Canada greenlights North America’s first green hydrogen production facility


Canada greenlights North America’s first green hydrogen production facility


Canadian start-up EverWind Fuels has secured the first environmental approval for the first phase of its commercial-scale green hydrogen and green ammonia plant in North America.

Provincial authorities in Canada have permitted EverWind to turn an old oil storage facility and marine terminal at Point Tupper in Nova Scotia into a green hydrogen and ammonia production hub.

Green hydrogen differs from traditional hydrogen only in its method of production; it is created by running water through electrolysers to separate the hydrogen and oxygen atoms, with the equipment driven by renewable energy, resulting in no carbon emissions that aggravate climate change.

Hydrogen is used in transportation, industrial processes, and fertilizer production. Given its potential to help governments meet emission-reduction targets, several countries are including the fuel's green form into their future energy plans.

While green hydrogen is now more expensive to create than hydrogen derived from fossil fuels, the cost is predicted to fall as electrolysis technology advances.

EverWind expects the project's first phase to be operational in 2025, producing and exporting 200,000 tonnes per year before ramping up to 1 million tonnes per year the following year. The company has purchase agreements with German energy giants E.ON (EONGn.DE) and Uniper (UN01.DE) for the production.

"To get the permit is a big deal," said Vichie, co-founder of Stonepeak Infrastructure Partners and former employee of Blackstone Inc. (BX.N).

The green hydrogen produced by EverWind's facility will be combined with nitrogen and converted into ammonia before being shipped, in liquid form, in tankers to Germany, where it can be retained as ammonia or turned back into green hydrogen.
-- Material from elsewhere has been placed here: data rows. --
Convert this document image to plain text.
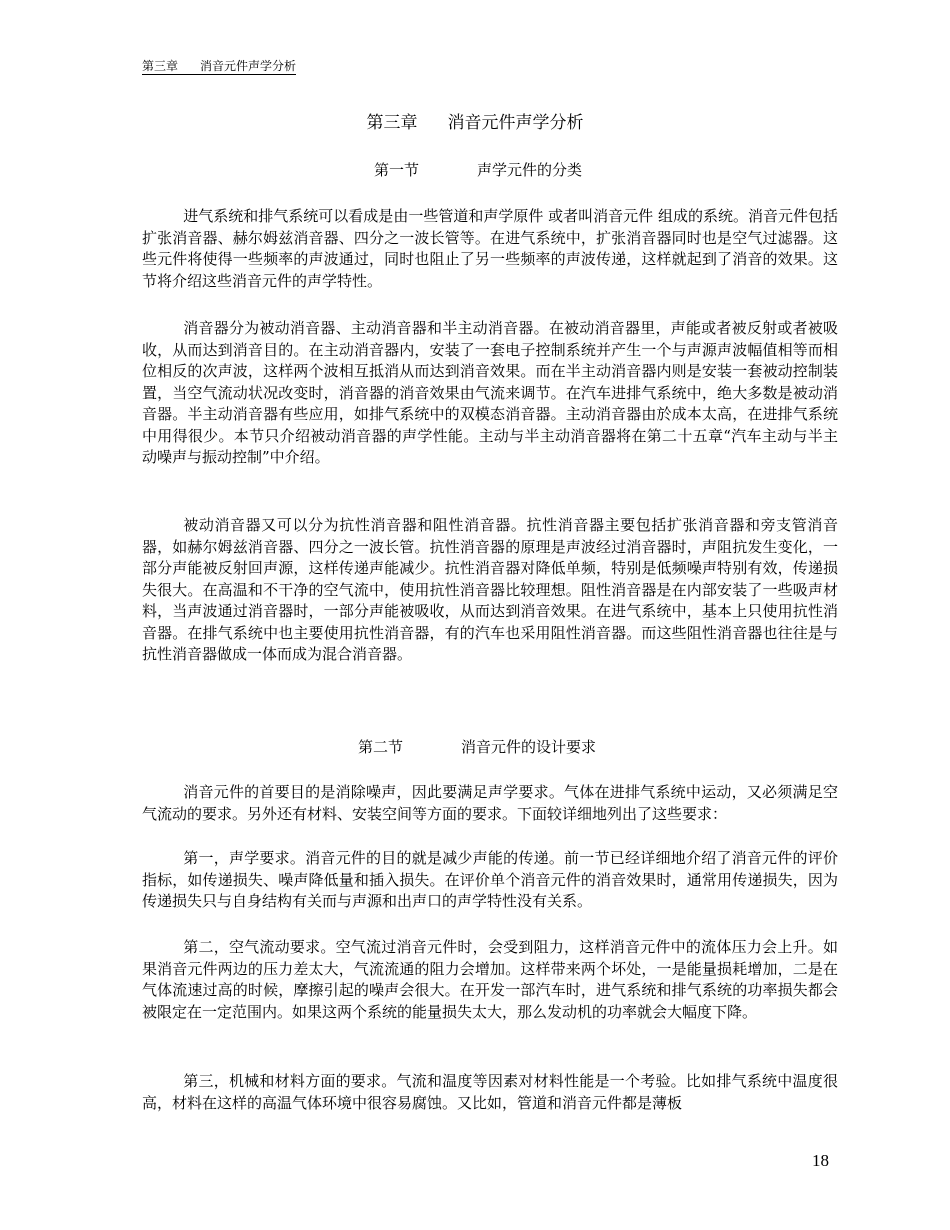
第三章 消音元件声学分析
第三章 消音元件声学分析
第一节	声学元件的分类

进气系统和排气系统可以看成是由一些管道和声学原件 或者叫消音元件 组成的系统。消音元件包括扩张消音器、赫尔姆兹消音器、四分之一波长管等。在进气系统中，扩张消音器同时也是空气过滤器。这些元件将使得一些频率的声波通过，同时也阻止了另一些频率的声波传递，这样就起到了消音的效果。这节将介绍这些消音元件的声学特性。

消音器分为被动消音器、主动消音器和半主动消音器。在被动消音器里，声能或者被反射或者被吸收，从而达到消音目的。在主动消音器内，安装了一套电子控制系统并产生一个与声源声波幅值相等而相位相反的次声波，这样两个波相互抵消从而达到消音效果。而在半主动消音器内则是安装一套被动控制装置，当空气流动状况改变时，消音器的消音效果由气流来调节。在汽车进排气系统中，绝大多数是被动消音器。半主动消音器有些应用，如排气系统中的双模态消音器。主动消音器由於成本太高，在进排气系统中用得很少。本节只介绍被动消音器的声学性能。主动与半主动消音器将在第二十五章“汽车主动与半主动噪声与振动控制”中介绍。

被动消音器又可以分为抗性消音器和阻性消音器。抗性消音器主要包括扩张消音器和旁支管消音器，如赫尔姆兹消音器、四分之一波长管。抗性消音器的原理是声波经过消音器时，声阻抗发生变化，一部分声能被反射回声源，这样传递声能减少。抗性消音器对降低单频，特别是低频噪声特别有效，传递损失很大。在高温和不干净的空气流中，使用抗性消音器比较理想。阻性消音器是在内部安装了一些吸声材料，当声波通过消音器时，一部分声能被吸收，从而达到消音效果。在进气系统中，基本上只使用抗性消音器。在排气系统中也主要使用抗性消音器，有的汽车也采用阻性消音器。而这些阻性消音器也往往是与抗性消音器做成一体而成为混合消音器。

第二节	消音元件的设计要求

消音元件的首要目的是消除噪声，因此要满足声学要求。气体在进排气系统中运动，又必须满足空气流动的要求。另外还有材料、安装空间等方面的要求。下面较详细地列出了这些要求：

第一，声学要求。消音元件的目的就是减少声能的传递。前一节已经详细地介绍了消音元件的评价指标，如传递损失、噪声降低量和插入损失。在评价单个消音元件的消音效果时，通常用传递损失，因为传递损失只与自身结构有关而与声源和出声口的声学特性没有关系。

第二，空气流动要求。空气流过消音元件时，会受到阻力，这样消音元件中的流体压力会上升。如果消音元件两边的压力差太大，气流流通的阻力会增加。这样带来两个坏处，一是能量损耗增加，二是在气体流速过高的时候，摩擦引起的噪声会很大。在开发一部汽车时，进气系统和排气系统的功率损失都会被限定在一定范围内。如果这两个系统的能量损失太大，那么发动机的功率就会大幅度下降。

第三，机械和材料方面的要求。气流和温度等因素对材料性能是一个考验。比如排气系统中温度很高，材料在这样的高温气体环境中很容易腐蚀。又比如，管道和消音元件都是薄板

18
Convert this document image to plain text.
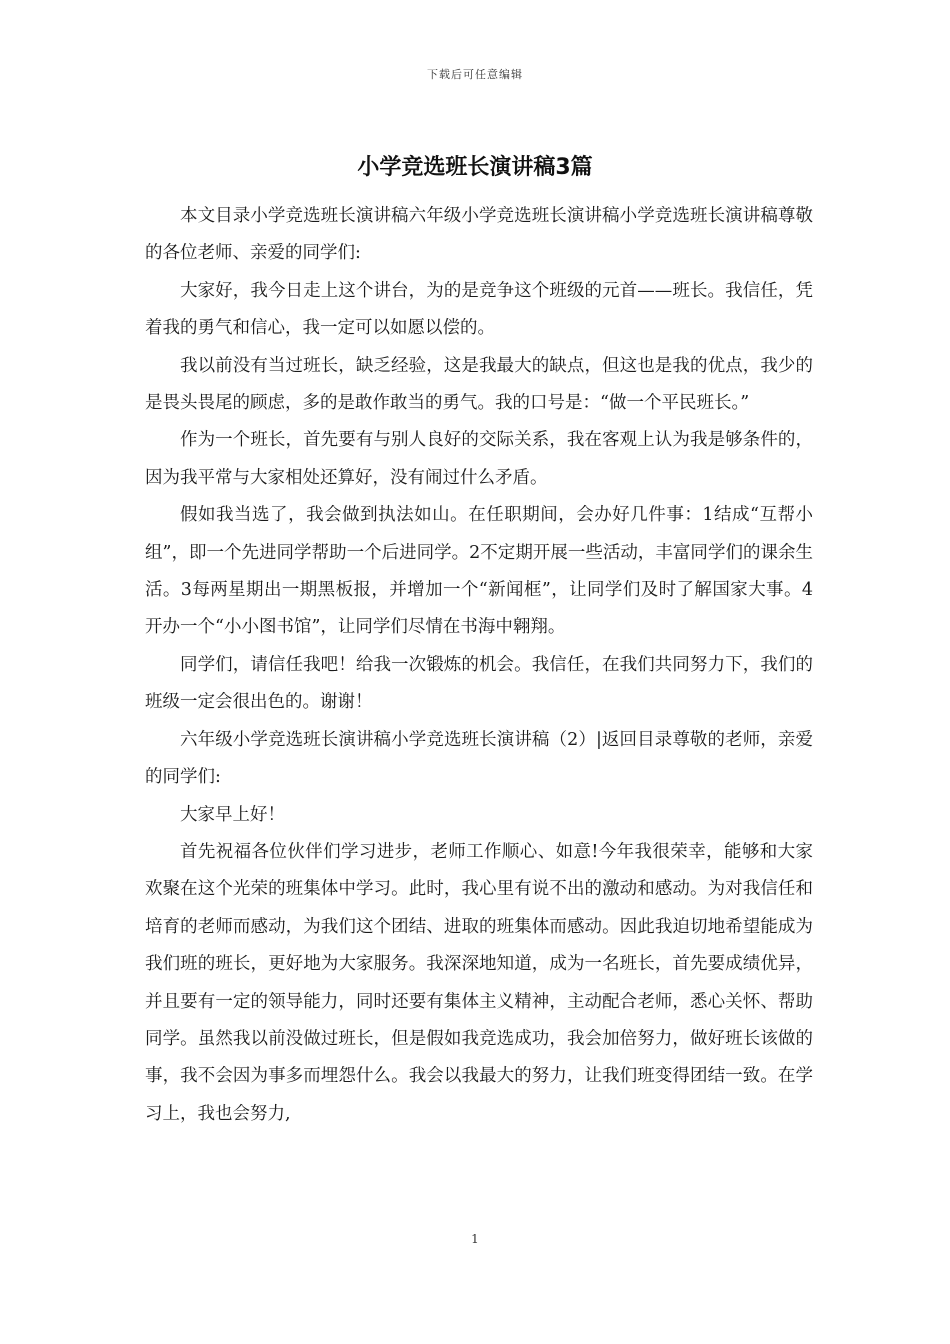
下载后可任意编辑
小学竞选班长演讲稿3篇

本文目录小学竞选班长演讲稿六年级小学竞选班长演讲稿小学竞选班长演讲稿尊敬的各位老师、亲爱的同学们:

大家好，我今日走上这个讲台，为的是竞争这个班级的元首——班长。我信任，凭着我的勇气和信心，我一定可以如愿以偿的。

我以前没有当过班长，缺乏经验，这是我最大的缺点，但这也是我的优点，我少的是畏头畏尾的顾虑，多的是敢作敢当的勇气。我的口号是：“做一个平民班长。”

作为一个班长，首先要有与别人良好的交际关系，我在客观上认为我是够条件的，因为我平常与大家相处还算好，没有闹过什么矛盾。

假如我当选了，我会做到执法如山。在任职期间，会办好几件事：1结成“互帮小组”，即一个先进同学帮助一个后进同学。2不定期开展一些活动，丰富同学们的课余生活。3每两星期出一期黑板报，并增加一个“新闻框”，让同学们及时了解国家大事。4开办一个“小小图书馆”，让同学们尽情在书海中翱翔。

同学们，请信任我吧！给我一次锻炼的机会。我信任，在我们共同努力下，我们的班级一定会很出色的。谢谢！

六年级小学竞选班长演讲稿小学竞选班长演讲稿（2）|返回目录尊敬的老师，亲爱的同学们:

大家早上好！

首先祝福各位伙伴们学习进步，老师工作顺心、如意!今年我很荣幸，能够和大家欢聚在这个光荣的班集体中学习。此时，我心里有说不出的激动和感动。为对我信任和培育的老师而感动，为我们这个团结、进取的班集体而感动。因此我迫切地希望能成为我们班的班长，更好地为大家服务。我深深地知道，成为一名班长，首先要成绩优异，并且要有一定的领导能力，同时还要有集体主义精神，主动配合老师，悉心关怀、帮助同学。虽然我以前没做过班长，但是假如我竞选成功，我会加倍努力，做好班长该做的事，我不会因为事多而埋怨什么。我会以我最大的努力，让我们班变得团结一致。在学习上，我也会努力,

1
According to Vichie, the first phase of the facility's production will be powered by wind and solar assets that will be created nearby. The company leased 137,000 acres (55,440 hectares) in December to eventually put turbines generating 2 GW of wind energy to power production in its second, larger phase.

The project's total cost is projected to be around $6 billion. Three banks are assisting with debt financing, while Vichie's family office is supplying equity capital, Vichie said.

Development corporations from three First Nation bands in Nova Scotia, the Membertou, Paqtnkek, and Potlotek, have also invested in the project. Vichie noted that Everwind is also negotiating with the bands on a benefits agreement for indigenous communities, which would include jobs at the site.

In addition, the project will benefit from tax credits given by the Canadian government, announced in November, to encourage investments in renewable energy, including hydrogen.